Whether or not your matrix is square is not what determines the solution space. It is the rank of the matrix compared to the number of columns that determines that (see the rank-nullity theorem). In general you can have zero, one or an infinite number of solutions to a linear system of equations, depending on its rank and nullity relationship.

To answer your question, however, you can use Gaussian elimination to find the rank of the matrix and, if this indicates that solutions exist, find a particular solution x0 and the nullspace Null(A) of the matrix. Then, you can describe all your solutions as x = x0 + xn, where xn represents any element of Null(A). For example, if a matrix is full rank its nullspace will be empty and the linear system will have at most one solution. If its rank is also equal to the number of rows, then you have one unique solution. If the nullspace is of dimension one, then your solution will be a line that passes through x0, any point on that line satisfying the linear equations.

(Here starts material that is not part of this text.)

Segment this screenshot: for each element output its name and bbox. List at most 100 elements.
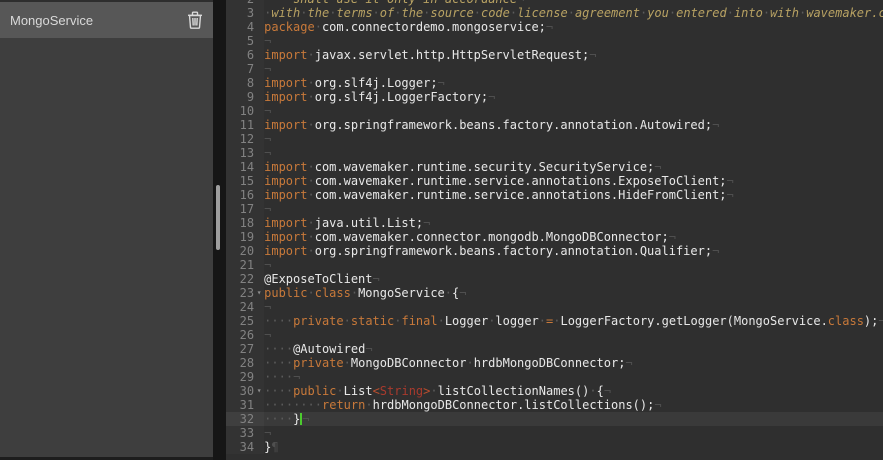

Ok, first off: a non-square system of equations can have an exact solution

[ 1 0 0 ][x] = [1]
[ 0 0 1 ][y]   [1]
         [z] 

clearly has a solution (actually, it has an 1-dimensional family of solutions: x=z=1). Even if the system is overdetermined instead of underdetermined it may still have a solution:

[ 1 0 ][x] = [1]
[ 0 1 ][y]   [1]
[ 1 1 ]      [2]

(x=y=1). You may want to start by looking at least squares solution methods, which find the exact solution if one exists, and "the best" approximate solution (in some sense) if one does not.


Taking Ax = b, with A having m columns and n rows. We are not guaranteed to have one and only one solution, which in many cases is because we have more equations than unknowns (m bigger n). This could be because of repeated measurements, that we actually want because we are cautious about influence of noise.

If we observe that we can not find a solution that actually means, that there is no way to find b travelling the column space spanned by A. (As x is only taking a combination of the columns).

We can however ask for the point in the space spanned by A that is nearest to b. How can we find such a point? Walking on a plane the closest one can get to a point outside it, is to walk until you are right below. Geometrically speaking this is when our axis of sight is perpendicular to the plane.

Now that is something we can have a mathematical formulation of. A perpendicular vector reminds us of orthogonal projections. And that is what we are going to do. The simplest case tells us to do a.T b. But we can take the whole matrix A.T b.

For our equation let us apply the transformation to both sides: A.T Ax = A.T b. Last step is to solve for x by taking the inverse of A.T A:

x = (A.T A)^-1 * A.T b